Между тем поверхность тела Корнелии тоже была еще покрыта лоснящейся серебрянкой. Мелкие трещины прорезали краску, образуя причудливые морщины. Девушка самой себе внушала мысль о телесной нечистоте, сравнимой с окружающей, вселенской, поэтому она пригласила Чингиза в свой номер в дешевом переполненном отеле, расположенном поблизости — в Barri Gotic. Чтобы помыться.
В душном номере она спряталась в закутке для душа. Чингиз в это время сидел в ногах неприбранной постели, перелистывая фантастический роман Филипа  К. Дика под гипнотическим названием «Убик».
Шум воды возбудил его, как принцесса — карлика из сказки.

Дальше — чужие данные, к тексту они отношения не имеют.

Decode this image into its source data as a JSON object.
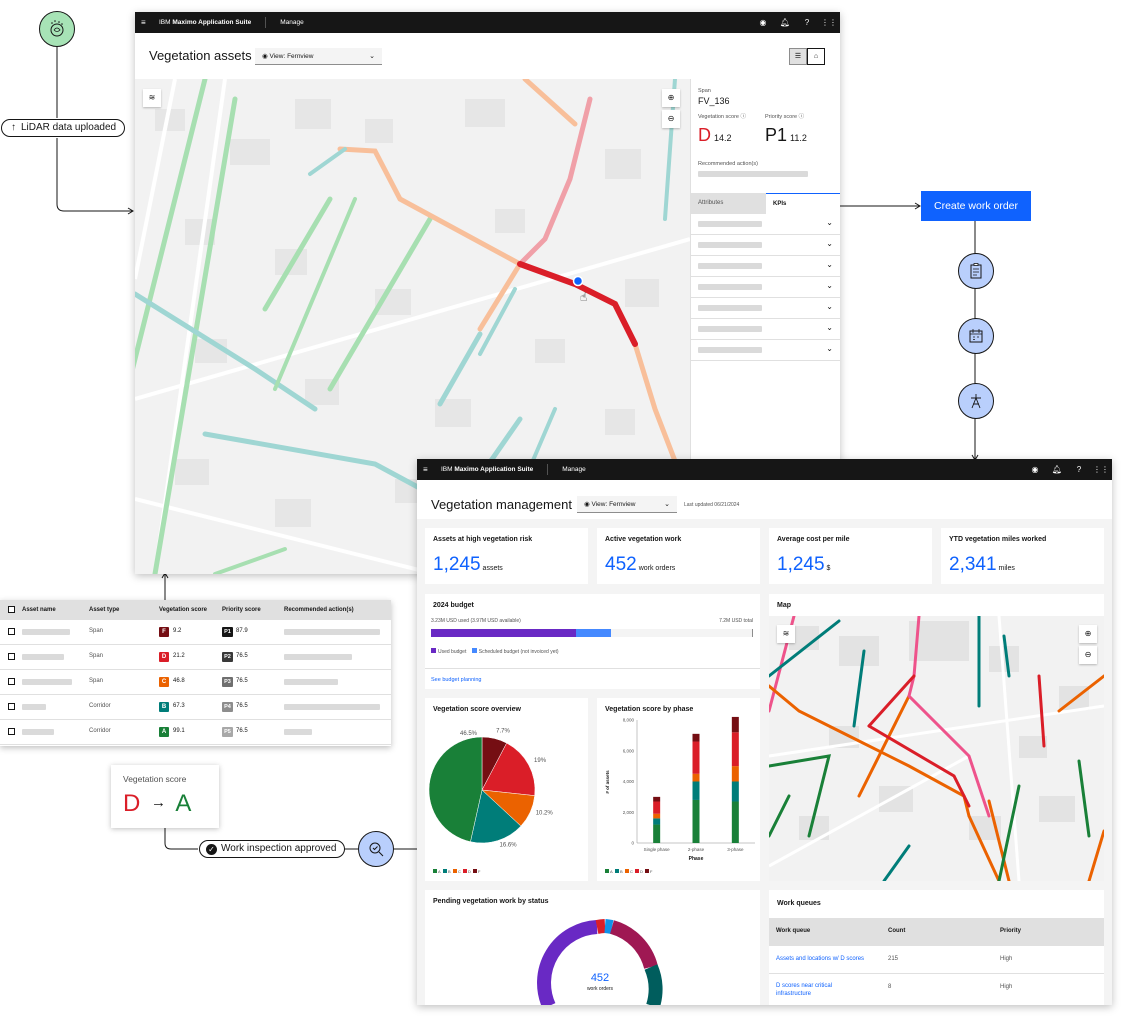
{
  "flow": {
    "lidar_label": "LiDAR data uploaded",
    "create_work_order": "Create work order",
    "inspection_label": "Work inspection approved"
  },
  "score_card": {
    "title": "Vegetation score",
    "from": "D",
    "arrow": "→",
    "to": "A"
  },
  "top_window": {
    "hamburger": "≡",
    "brand_prefix": "IBM ",
    "brand_name": "Maximo Application Suite",
    "nav": "Manage",
    "title": "Vegetation assets",
    "view_select": "View: Fernview",
    "panel": {
      "span_label": "Span",
      "span_id": "FV_136",
      "veg_score_label": "Vegetation score ⓘ",
      "priority_score_label": "Priority score ⓘ",
      "veg_grade": "D",
      "veg_value": "14.2",
      "priority_grade": "P1",
      "priority_value": "11.2",
      "recommended_label": "Recommended action(s)",
      "tab_attributes": "Attributes",
      "tab_kpis": "KPIs"
    }
  },
  "asset_table": {
    "headers": [
      "Asset name",
      "Asset type",
      "Vegetation score",
      "Priority score",
      "Recommended action(s)"
    ],
    "rows": [
      {
        "type": "Span",
        "grade": "F",
        "grade_color": "#750e13",
        "score": "9.2",
        "priority": "P1",
        "priority_color": "#161616",
        "score2": "87.9"
      },
      {
        "type": "Span",
        "grade": "D",
        "grade_color": "#da1e28",
        "score": "21.2",
        "priority": "P2",
        "priority_color": "#393939",
        "score2": "76.5"
      },
      {
        "type": "Span",
        "grade": "C",
        "grade_color": "#eb6200",
        "score": "46.8",
        "priority": "P3",
        "priority_color": "#6f6f6f",
        "score2": "76.5"
      },
      {
        "type": "Corridor",
        "grade": "B",
        "grade_color": "#007d79",
        "score": "67.3",
        "priority": "P4",
        "priority_color": "#8d8d8d",
        "score2": "76.5"
      },
      {
        "type": "Corridor",
        "grade": "A",
        "grade_color": "#198038",
        "score": "99.1",
        "priority": "P5",
        "priority_color": "#a8a8a8",
        "score2": "76.5"
      }
    ]
  },
  "dashboard": {
    "brand_prefix": "IBM ",
    "brand_name": "Maximo Application Suite",
    "nav": "Manage",
    "title": "Vegetation management",
    "view_select": "View: Fernview",
    "last_updated": "Last updated 06/21/2024",
    "kpis": [
      {
        "title": "Assets at high vegetation risk",
        "value": "1,245",
        "unit": "assets"
      },
      {
        "title": "Active vegetation work",
        "value": "452",
        "unit": "work orders"
      },
      {
        "title": "Average cost per mile",
        "value": "1,245",
        "unit": "$"
      },
      {
        "title": "YTD vegetation miles worked",
        "value": "2,341",
        "unit": "miles"
      }
    ],
    "budget": {
      "title": "2024 budget",
      "used_text": "3.23M USD used (3.97M USD available)",
      "total_text": "7.2M USD total",
      "used_fraction": 0.45,
      "scheduled_fraction": 0.11,
      "legend_used": "Used budget",
      "legend_scheduled": "Scheduled budget (not invoiced yet)",
      "link": "See budget planning"
    },
    "map_title": "Map",
    "pending_title": "Pending vegetation work by status",
    "donut_value": "452",
    "donut_unit": "work orders",
    "work_queues": {
      "title": "Work queues",
      "headers": [
        "Work queue",
        "Count",
        "Priority"
      ],
      "rows": [
        {
          "queue": "Assets and locations w/ D scores",
          "count": "215",
          "priority": "High"
        },
        {
          "queue_line1": "D scores near critical",
          "queue_line2": "infrastructure",
          "count": "8",
          "priority": "High"
        }
      ]
    }
  },
  "chart_data": [
    {
      "type": "pie",
      "title": "Vegetation score overview",
      "categories": [
        "A",
        "B",
        "C",
        "D",
        "F"
      ],
      "values": [
        46.5,
        16.6,
        10.2,
        19,
        7.7
      ],
      "value_labels": [
        "46.5%",
        "16.6%",
        "10.2%",
        "19%",
        "7.7%"
      ],
      "colors": [
        "#198038",
        "#007d79",
        "#eb6200",
        "#da1e28",
        "#750e13"
      ],
      "legend": [
        "A",
        "B",
        "C",
        "D",
        "F"
      ]
    },
    {
      "type": "bar",
      "stacked": true,
      "title": "Vegetation score by phase",
      "xlabel": "Phase",
      "ylabel": "# of assets",
      "categories": [
        "Single phase",
        "2-phase",
        "3-phase"
      ],
      "ylim": [
        0,
        8000
      ],
      "yticks": [
        "0",
        "2,000",
        "4,000",
        "6,000",
        "8,000"
      ],
      "series": [
        {
          "name": "A",
          "color": "#198038",
          "values": [
            1200,
            2800,
            2700
          ]
        },
        {
          "name": "B",
          "color": "#007d79",
          "values": [
            400,
            1200,
            1300
          ]
        },
        {
          "name": "C",
          "color": "#eb6200",
          "values": [
            300,
            500,
            1000
          ]
        },
        {
          "name": "D",
          "color": "#da1e28",
          "values": [
            800,
            2100,
            2200
          ]
        },
        {
          "name": "F",
          "color": "#750e13",
          "values": [
            300,
            500,
            1000
          ]
        }
      ],
      "legend": [
        "A",
        "B",
        "C",
        "D",
        "F"
      ]
    }
  ]
}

 — Это интересная книга? — спросил Чингиз, вслушиваясь в неровный звук душа, чтобы не молчать, когда Корнелия показалась наконец из уборной. Она была изумительна. Он смутился ее влажных волос и смуглого тела, завернутого в бледное нищее полотенце.
 — Очень, — просто и коротко ответила Корнелия. А потом, улыбаясь, добавила: — Пошли в кафе?
Розовое платье она надела, прикрывшись мертвенной дверцей зеркального шкафа. С испугом заметив в этом зеркале свое отраженье, Чингиз подумал: «Калека!».
Здесь же, в пресловутом готическом квартале, изнасилованном иноземной толпой, они нашли небольшой бар и присели на красные вычурные табуреты. Только теперь Чингиз увидел, как прекрасна, ослепительна и великолепна Корнелия, несмотря на то, что она уже начинала стареть и тускнеть. Он посмотрел на ее атлетические ноги, не прикрытые простым розовым платьем, и решил, что это ноги аристократического сильного существа, познавшего горную жизнь под сухим сумасшедшим солнцем.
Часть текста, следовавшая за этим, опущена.